First on our list of favorite things to do in New Zealand was our cultural experience at the Tamaki Maori Village. Maori are the indigenous people to New Zealand. Legend has it they were led by a hammerhead shark across the ocean to find New Zealand. The island nation boasts no native mammals. Accordingly, the Maori people were farmers and fishermen before Europeans introduced sheep and chickens. Each tribe built their settlement around food sources and protected them fervently.
The region surrounding Lake Rotorua on the North Island is heavily influenced by Maori culture. Although there are many pockets of indigenous people remaining across the country. A few entrepreneurial Maori individuals sought a way to keep their culture relevant while providing a source of income for their brethren. So was born the cultural experience at the Tamaki Maori Village.
Entering the Village
Our journey began on a tour bus. Our bus simulated a tribe seeking out another tribe for trade, or potentially a fight. We chose a chief to represent our tribe from the collection of tourists picked up at various hotels around Rotorua. Becca was not allowed to put her name in the hat, as only men can be chiefs. The bus elected Rudy.
When we arrived at the village, an intimidating war party came out to greet us. The elaborate song and dance performed helped determine the intentions of the visiting party. After our hosts concluded we meant no harm, they invited us inside the village.
Once inside, we learned about Maori culture and traditions at various stations. Topics included weapon building, tattooing, craftsmanship, games, and the ritual of the Haka. This insight really helped us later on in our travels. We no longer stared in wonder at locals with face tattoos, as we now understood their meaning.

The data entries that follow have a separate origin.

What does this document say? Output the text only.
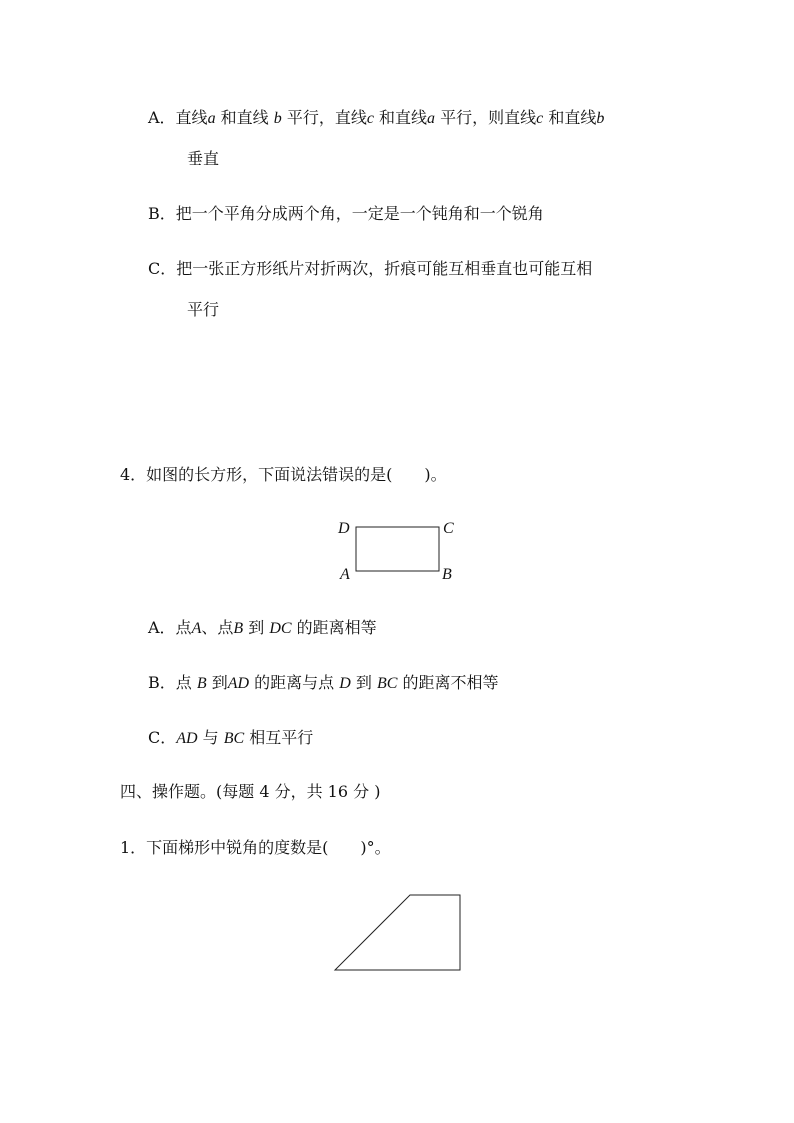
A．直线a 和直线 b 平行，直线c 和直线a 平行，则直线c 和直线b
垂直
B．把一个平角分成两个角，一定是一个钝角和一个锐角
C．把一张正方形纸片对折两次，折痕可能互相垂直也可能互相
平行
4．如图的长方形，下面说法错误的是(　　)。
D	C
A	B
A．点A、点B 到 DC 的距离相等
B．点 B 到AD 的距离与点 D 到 BC 的距离不相等
C．AD 与 BC 相互平行
四、操作题。(每题 4 分，共 16 分 )
1．下面梯形中锐角的度数是(　　)°。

We felt very inspired by the repurposing of some tools. One instrument displayed was previously used as a war training tool. The Maori wrapped a rock in animal hide and tied it on a string. Boys would swing it around to improve dexterity and reflexes. A repurposed version is now the primary musical instrument of the ladies in the tribe. They switched out the rock for cotton and get a crisp “pop” noise by catching it firmly.
Celebrating Maori Traditions
Once through each of the educational stations, our hosts showed us the meticulous preparations for the feast that evening, called “hangi”. A hangi is prepared by heating stones to extremely hot temperatures and placing them in a pit. Fish, sheep, chicken, and root vegetables are placed in burlap bags soaked in water atop the smoldering rocks. The cooks shovel dirt over top to aid the cooking process. Hours later, the feast is ready for serving!
Before we entered the dining hall, we were treated to a show. Each of the tribe members we met during the welcome ceremony/war party meeting and educational stations convened onstage. They performed five or six songs for us. Including a ballad recanting one of their most important legends, the love story of Hinemoa and Tutanekai. Tribe members at the village we visited are said to be descendants of this famous romance!
Once the performance was over, we headed to the dining hall. We ate alongside our tribesmen, other tourists from Germany, Austria, Canada and the UK. We thoroughly enjoyed the hangi feast along with a bottle of wine. Turns out, the village had one more performance in store for us. The village also offers overnight stays and the group that had stayed the night before learned a song for us. They performed and the chief sang a lullaby before each “tribe” headed back to their bus to go home.
Key Takeaways & Helpful Hints
We truly enjoyed the insight into Maori culture provided by this experience. We left feeling a few things. First, inspired by their desire to keep their culture alive and share it with the world. Second, saddened that we didn’t know as much about Native American cultures. And weren’t sure where (if there even is a place) to go to learn hands on like that about them. And third, excited about exploring the rest of the country with this fundamental understanding of the nation’s history and culture under our belts.
One thing to consider when booking this experience, is that the more involved you are, the more you learn and enjoy it. They will ask for volunteers for things. Raise your hand! Even if they turn you down for one thing, they will recognize you as a willing participant. They will pull you in to something else. None of it will be embarrassing, it’s all in good fun.
Well, most if it was not embarrassing… On the way home, our bus driver led us in a sing along. They asked every national group to sing a song from their homeland. We were the only Americans on the bus. Becca and I froze up when our turn came around. That’s right, we let America down. But we learned an important lesson. You always need to have a song ready to sing. We decided our song would be “Take me out to ballgame.” An instant crowd pleaser.
Cost & Where to Stay
Cost: $130 NZD per person (~$90 USD when we went, Nov 2018)
For more information and booking, check out the Tamaki Maori Village online.
If you’re looking for a place to stay in the area, we chose Waiora Lakeside Resort. This portion of our trip was still in the “honeymoon” category, so we chose a place where we could get a package with spa treatments as well. We loved the location – away from town a bit, right on Lake Rotorua. Not a problem for us transportation-wise as we had our own car. Not sure if it’s on a bus route though.
We received a nice couples massage and the hot springs on site were relaxing, although not romantic – more just a hotel pool. Our package included a cheese plate lunch – yum! Overall, the hotel was nice but not incredible. We did appreciate that there was a bar and restaurant on site, so we didn’t have to venture far for treats.